Reforming our Unemployment Insurance System to Help Put People Back to Work: The President has already shown a commitment to continuing to provide support to unemployed Americans and to make our unemployment system more of a back-to-work system. The President proposed, and Congress adopted in the Middle Class Tax Relief and Jobs Creation Act of 2012, wide-ranging reform to the unemployment insurance program that encourage states to adopt work-sharing programs to prevent layoffs, help the unemployed start new businesses, and give states authority to run pilots helping workers on unemployment insurance get on-the-job experience designed to lead to employment.

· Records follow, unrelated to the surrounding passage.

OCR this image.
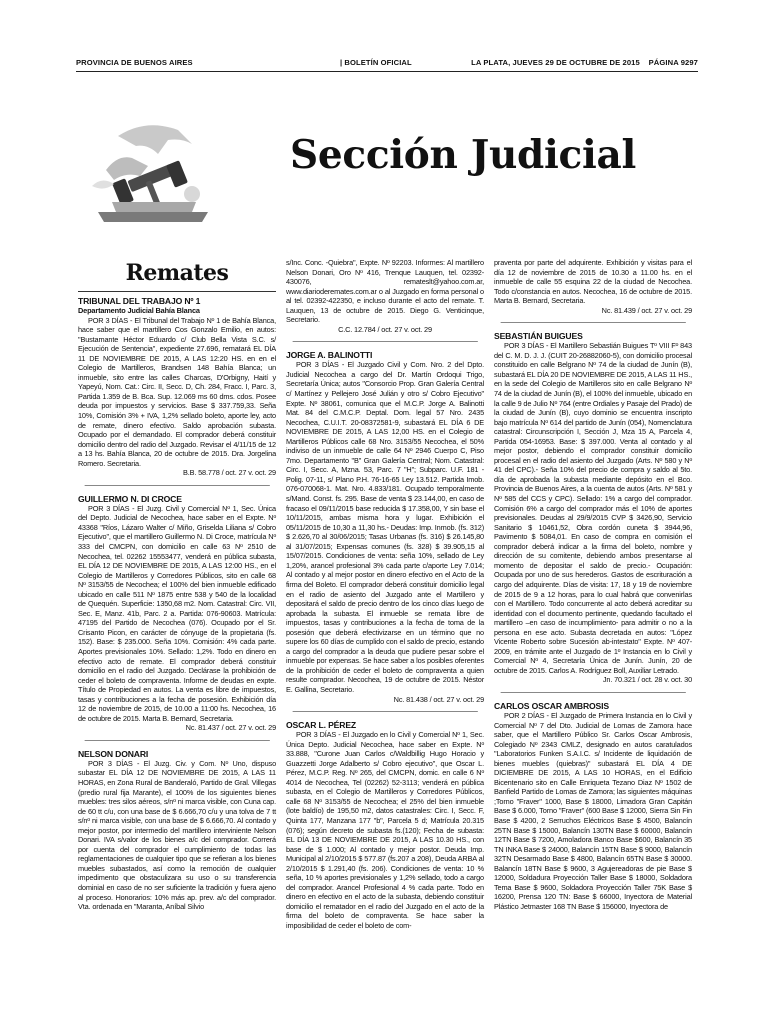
PROVINCIA DE BUENOS AIRES	| BOLETÍN OFICIAL	LA PLATA, JUEVES 29 DE OCTUBRE DE 2015 PÁGINA 9297
Sección Judicial
Remates
TRIBUNAL DEL TRABAJO Nº 1
Departamento Judicial Bahía Blanca

POR 3 DÍAS - El Tribunal del Trabajo Nº 1 de Bahía Blanca, hace saber que el martillero Cos Gonzalo Emilio, en autos: "Bustamante Héctor Eduardo c/ Club Bella Vista S.C. s/ Ejecución de Sentencia", expediente 27.696, rematará EL DÍA 11 DE NOVIEMBRE DE 2015, A LAS 12:20 HS. en en el Colegio de Martilleros, Brandsen 148 Bahía Blanca; un inmueble, sito entre las calles Charcas, D'Orbigny, Haití y Yapeyú, Nom. Cat.: Circ. II, Secc. D, Ch. 284, Fracc. I, Parc. 3, Partida 1.359 de B. Bca. Sup. 12.069 ms 60 dms. cdos. Posee deuda por impuestos y servicios. Base $ 337.759,33. Seña 10%, Comisión 3% + IVA, 1,2% sellado boleto, aporte ley, acto de remate, dinero efectivo. Saldo aprobación subasta. Ocupado por el demandado. El comprador deberá constituir domicilio dentro del radio del Juzgado. Revisar el 4/11/15 de 12 a 13 hs. Bahía Blanca, 20 de octubre de 2015. Dra. Jorgelina Romero. Secretaria.

B.B. 58.778 / oct. 27 v. oct. 29
———————————————————————————
GUILLERMO N. DI CROCE

POR 3 DÍAS - El Juzg. Civil y Comercial Nº 1, Sec. Única del Depto. Judicial de Necochea, hace saber en el Expte. Nº 43368 "Ríos, Lázaro Walter c/ Miño, Griselda Liliana s/ Cobro Ejecutivo", que el martillero Guillermo N. Di Croce, matrícula Nº 333 del CMCPN, con domicilio en calle 63 Nº 2510 de Necochea, tel. 02262 15553477, venderá en pública subasta, EL DÍA 12 DE NOVIEMBRE DE 2015, A LAS 12:00 HS., en el Colegio de Martilleros y Corredores Públicos, sito en calle 68 Nº 3153/55 de Necochea; el 100% del bien inmueble edificado ubicado en calle 511 Nº 1875 entre 538 y 540 de la localidad de Quequén. Superficie: 1350,68 m2. Nom. Catastral: Circ. VII, Sec. E, Manz. 41b, Parc. 2 a. Partida: 076-90603. Matrícula: 47195 del Partido de Necochea (076). Ocupado por el Sr. Crisanto Picon, en carácter de cónyuge de la propietaria (fs. 152). Base: $ 235.000. Seña 10%. Comisión: 4% cada parte. Aportes previsionales 10%. Sellado: 1,2%. Todo en dinero en efectivo acto de remate. El comprador deberá constituir domicilio en el radio del Juzgado. Declárase la prohibición de ceder el boleto de compraventa. Informe de deudas en expte. Título de Propiedad en autos. La venta es libre de impuestos, tasas y contribuciones a la fecha de posesión. Exhibición día 12 de noviembre de 2015, de 10.00 a 11:00 hs. Necochea, 16 de octubre de 2015. Marta B. Bernard, Secretaria.

Nc. 81.437 / oct. 27 v. oct. 29
———————————————————————————
NELSON DONARI

POR 3 DÍAS - El Juzg. Civ. y Com. Nº Uno, dispuso subastar EL DÍA 12 DE NOVIEMBRE DE 2015, A LAS 11 HORAS, en Zona Rural de Banderaló, Partido de Gral. Villegas (predio rural fija Marante), el 100% de los siguientes bienes muebles: tres silos aéreos, s/nº ni marca visible, con Cuna cap. de 60 tt c/u, con una base de $ 6.666,70 c/u y una tolva de 7 tt s/nº ni marca visible, con una base de $ 6.666,70. Al contado y mejor postor, por intermedio del martillero interviniente Nelson Donari. IVA s/valor de los bienes a/c del comprador. Correrá por cuenta del comprador el cumplimiento de todas las reglamentaciones de cualquier tipo que se refieran a los bienes muebles subastados, así como la remoción de cualquier impedimento que obstaculizara su uso o su transferencia dominial en caso de no ser suficiente la tradición y fuera ajeno al proceso. Honorarios: 10% más ap. prev. a/c del comprador. Vta. ordenada en "Maranta, Aníbal Silvio

s/Inc. Conc. -Quiebra", Expte. Nº 92203. Informes: Al martillero Nelson Donari, Oro Nº 416, Trenque Lauquen, tel. 02392-430076, remateslt@yahoo.com.ar, www.diarioderemates.com.ar o al Juzgado en forma personal o al tel. 02392-422350, e incluso durante el acto del remate. T. Lauquen, 13 de octubre de 2015. Diego G. Venticinque, Secretario.

C.C. 12.784 / oct. 27 v. oct. 29
———————————————————————————
JORGE A. BALINOTTI

POR 3 DÍAS - El Juzgado Civil y Com. Nro. 2 del Dpto. Judicial Necochea a cargo del Dr. Martín Ordoqui Trigo, Secretaría Única; autos "Consorcio Prop. Gran Galería Central c/ Martínez y Pellejero José Julián y otro s/ Cobro Ejecutivo" Expte. Nº 38061, comunica que el M.C.P. Jorge A. Balinotti Mat. 84 del C.M.C.P. Deptal. Dom. legal 57 Nro. 2435 Necochea, C.U.I.T. 20-08372581-9, subastará EL DÍA 6 DE NOVIEMBRE DE 2015, A LAS 12,00 HS. en el Colegio de Martilleros Públicos calle 68 Nro. 3153/55 Necochea, el 50% indiviso de un inmueble de calle 64 Nº 2946 Cuerpo C, Piso 7mo. Departamento "B" Gran Galería Central; Nom. Catastral: Circ. I, Secc. A, Mzna. 53, Parc. 7 "H"; Subparc. U.F. 181 - Polig. 07-11, s/ Plano P.H. 76-16-65 Ley 13.512. Partida Imob. 076-070068-1. Mat. Nro. 4.833/181. Ocupado temporalmente s/Mand. Const. fs. 295. Base de venta $ 23.144,00, en caso de fracaso el 09/11/2015 base reducida $ 17.358,00, Y sin base el 10/11/2015, ambas misma hora y lugar. Exhibición el 05/11/2015 de 10,30 a 11,30 hs.- Deudas: Imp. Inmob. (fs. 312) $ 2.626,70 al 30/06/2015; Tasas Urbanas (fs. 316) $ 26.145,80 al 31/07/2015; Expensas comunes (fs. 328) $ 39.905,15 al 15/07/2015. Condiciones de venta: seña 10%, sellado de Ley 1,20%, arancel profesional 3% cada parte c/aporte Ley 7.014; Al contado y al mejor postor en dinero efectivo en el Acto de la firma del Boleto. El comprador deberá constituir domicilio legal en el radio de asiento del Juzgado ante el Martillero y depositará el saldo de precio dentro de los cinco días luego de aprobada la subasta. El inmueble se remata libre de impuestos, tasas y contribuciones a la fecha de toma de la posesión que deberá efectivizarse en un término que no supere los 60 días de cumplido con el saldo de precio, estando a cargo del comprador a la deuda que pudiere pesar sobre el inmueble por expensas. Se hace saber a los posibles oferentes de la prohibición de ceder el boleto de compraventa a quien resulte comprador. Necochea, 19 de octubre de 2015. Néstor E. Gallina, Secretario.

Nc. 81.438 / oct. 27 v. oct. 29
———————————————————————————
OSCAR L. PÉREZ

POR 3 DÍAS - El Juzgado en lo Civil y Comercial Nº 1, Sec. Única Depto. Judicial Necochea, hace saber en Expte. Nº 33.888, "Curone Juan Carlos c/Waldbillig Hugo Horacio y Guazzetti Jorge Adalberto s/ Cobro ejecutivo", que Oscar L. Pérez, M.C.P. Reg. Nº 265, del CMCPN, domic. en calle 6 Nº 4014 de Necochea, Tel (02262) 52-3113; venderá en pública subasta, en el Colegio de Martilleros y Corredores Públicos, calle 68 Nº 3153/55 de Necochea; el 25% del bien inmueble (lote baldío) de 195,50 m2, datos catastrales: Circ. I, Secc. F, Quinta 177, Manzana 177 "b", Parcela 5 d; Matrícula 20.315 (076); según decreto de subasta fs.(120); Fecha de subasta: EL DÍA 13 DE NOVIEMBRE DE 2015, A LAS 10.30 HS., con base de $ 1.000; Al contado y mejor postor. Deuda Imp. Municipal al 2/10/2015 $ 577.87 (fs.207 a 208), Deuda ARBA al 2/10/2015 $ 1.291,40 (fs. 206). Condiciones de venta: 10 % seña, 10 % aportes previsionales y 1,2% sellado, todo a cargo del comprador. Arancel Profesional 4 % cada parte. Todo en dinero en efectivo en el acto de la subasta, debiendo constituir domicilio el rematador en el radio del Juzgado en el acto de la firma del boleto de compraventa. Se hace saber la imposibilidad de ceder el boleto de com-

praventa por parte del adquirente. Exhibición y visitas para el día 12 de noviembre de 2015 de 10.30 a 11.00 hs. en el inmueble de calle 55 esquina 22 de la ciudad de Necochea. Todo c/constancia en autos. Necochea, 16 de octubre de 2015. Marta B. Bernard, Secretaria.

Nc. 81.439 / oct. 27 v. oct. 29
———————————————————————————
SEBASTIÁN BUIGUES

POR 3 DÍAS - El Martillero Sebastián Buigues Tº VIII Fº 843 del C. M. D. J. J. (CUIT 20-26882060-5), con domicilio procesal constituido en calle Belgrano Nº 74 de la ciudad de Junín (B), subastará EL DÍA 20 DE NOVIEMBRE DE 2015, A LAS 11 HS., en la sede del Colegio de Martilleros sito en calle Belgrano Nº 74 de la ciudad de Junín (B), el 100% del inmueble, ubicado en la calle 9 de Julio Nº 764 (entre Ordiales y Pasaje del Prado) de la ciudad de Junín (B), cuyo dominio se encuentra inscripto bajo matrícula Nº 614 del partido de Junín (054), Nomenclatura catastral: Circunscripción I, Sección J, Mza 15 A, Parcela 4, Partida 054-16953. Base: $ 397.000. Venta al contado y al mejor postor, debiendo el comprador constituir domicilio procesal en el radio del asiento del Juzgado (Arts. Nº 580 y Nº 41 del CPC).- Seña 10% del precio de compra y saldo al 5to. día de aprobada la subasta mediante depósito en el Bco. Provincia de Buenos Aires, a la cuenta de autos (Arts. Nº 581 y Nº 585 del CCS y CPC). Sellado: 1% a cargo del comprador. Comisión 6% a cargo del comprador más el 10% de aportes previsionales. Deudas al 29/9/2015 CVP $ 3426,90, Servicio Sanitario $ 10461,52, Obra cordón cuneta $ 3944,96, Pavimento $ 5084,01. En caso de compra en comisión el comprador deberá indicar a la firma del boleto, nombre y dirección de su comitente, debiendo ambos presentarse al momento de depositar el saldo de precio.- Ocupación: Ocupada por uno de sus herederos. Gastos de escrituración a cargo del adquirente. Días de visita: 17, 18 y 19 de noviembre de 2015 de 9 a 12 horas, para lo cual habrá que convenirlas con el Martillero. Todo concurrente al acto deberá acreditar su identidad con el documento pertinente, quedando facultado el martillero –en caso de incumplimiento- para admitir o no a la persona en ese acto. Subasta decretada en autos: "López Vicente Roberto sobre Sucesión ab-intestato" Expte. Nº 407-2009, en trámite ante el Juzgado de 1º Instancia en lo Civil y Comercial Nº 4, Secretaría Única de Junín. Junín, 20 de octubre de 2015. Carlos A. Rodríguez Boll, Auxiliar Letrado.

Jn. 70.321 / oct. 28 v. oct. 30
———————————————————————————
CARLOS OSCAR AMBROSIS

POR 2 DÍAS - El Juzgado de Primera Instancia en lo Civil y Comercial Nº 7 del Dto. Judicial de Lomas de Zamora hace saber, que el Martillero Público Sr. Carlos Oscar Ambrosis, Colegiado Nº 2343 CMLZ, designado en autos caratulados "Laboratorios Funken S.A.I.C. s/ Incidente de liquidación de bienes muebles (quiebras)" subastará EL DÍA 4 DE DICIEMBRE DE 2015, A LAS 10 HORAS, en el Edificio Bicentenario sito en Calle Enriqueta Tezano Diaz Nº 1502 de Banfield Partido de Lomas de Zamora; las siguientes máquinas ;Torno "Fraver" 1000, Base $ 18000, Limadora Gran Capitán Base $ 6.000, Torno "Fraver" (600 Base $ 12000, Sierra Sin Fin Base $ 4200, 2 Serruchos Eléctricos Base $ 4500, Balancín 25TN Base $ 15000, Balancín 130TN Base $ 60000, Balancín 12TN Base $ 7200, Amoladora Banco Base $600, Balancín 35 TN INKA Base $ 24000, Balancín 15TN Base $ 9000, Balancín 32TN Desarmado Base $ 4800, Balancín 65TN Base $ 30000. Balancín 18TN Base $ 9600, 3 Agujereadoras de pie Base $ 12000, Soldadura Proyección Taller Base $ 18000, Soldadora Tema Base $ 9600, Soldadora Proyección Taller 75K Base $ 16200, Prensa 120 TN: Base $ 66000, Inyectora de Material Plástico Jetmaster 168 TN Base $ 156000, Inyectora de
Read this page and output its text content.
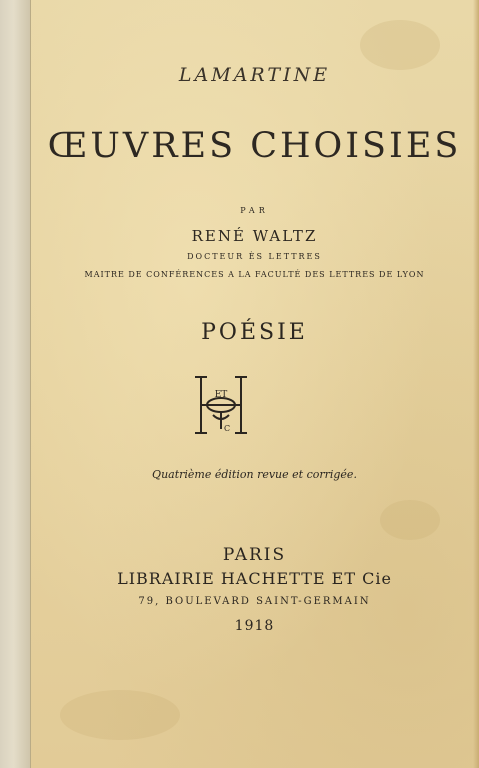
LAMARTINE
ŒUVRES CHOISIES
PAR
RENÉ WALTZ
DOCTEUR ÈS LETTRES
MAITRE DE CONFÉRENCES A LA FACULTÉ DES LETTRES DE LYON
POÉSIE
ET
C
Quatrième édition revue et corrigée.
PARIS
LIBRAIRIE HACHETTE ET Cie
79, BOULEVARD SAINT-GERMAIN
1918
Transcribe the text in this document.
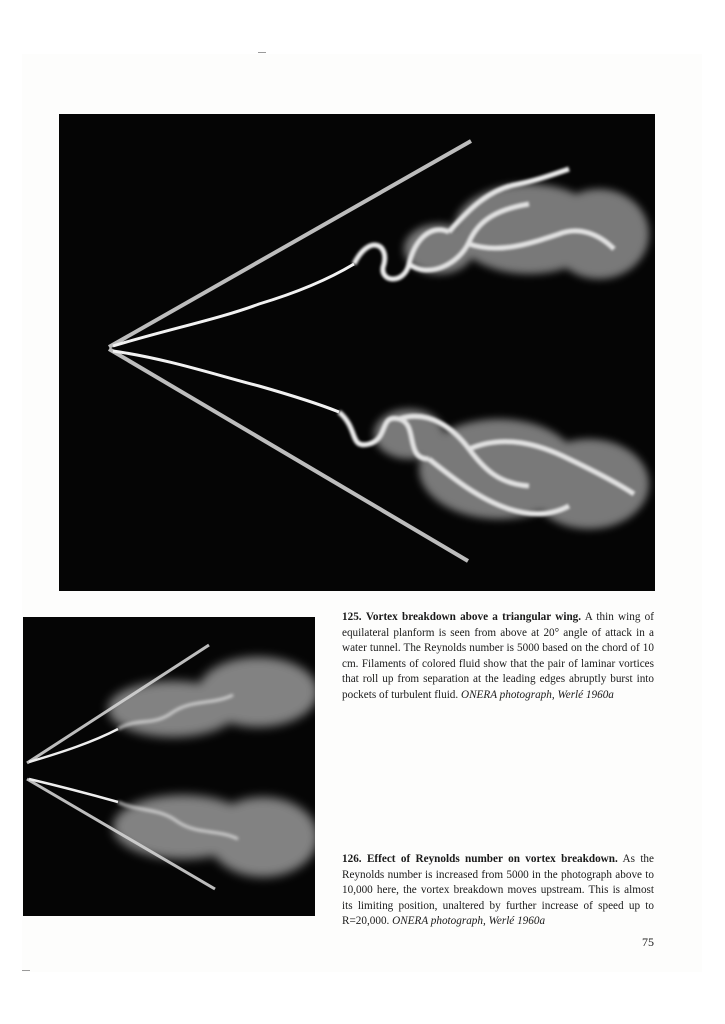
125. Vortex breakdown above a triangular wing. A thin wing of equilateral planform is seen from above at 20° angle of attack in a water tunnel. The Reynolds number is 5000 based on the chord of 10 cm. Filaments of colored fluid show that the pair of laminar vortices that roll up from separation at the leading edges abruptly burst into pockets of turbulent fluid. ONERA photograph, Werlé 1960a
126. Effect of Reynolds number on vortex breakdown. As the Reynolds number is increased from 5000 in the photograph above to 10,000 here, the vortex breakdown moves upstream. This is almost its limiting position, unaltered by further increase of speed up to R=20,000. ONERA photograph, Werlé 1960a
75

 Strengthening economic security for all working Americans through tax relief: As part of the end-of-year fiscal deal, the Obama Administration secured permanent middle-class tax relief, preventing a $2,200 income tax increase this year for the typical family of four. The President fought hard to include extensions of Earned Income Tax Credit (EITC) and Child Tax Credit improvements that provide critical assistance to 15 million low- and moderate-income working families with children.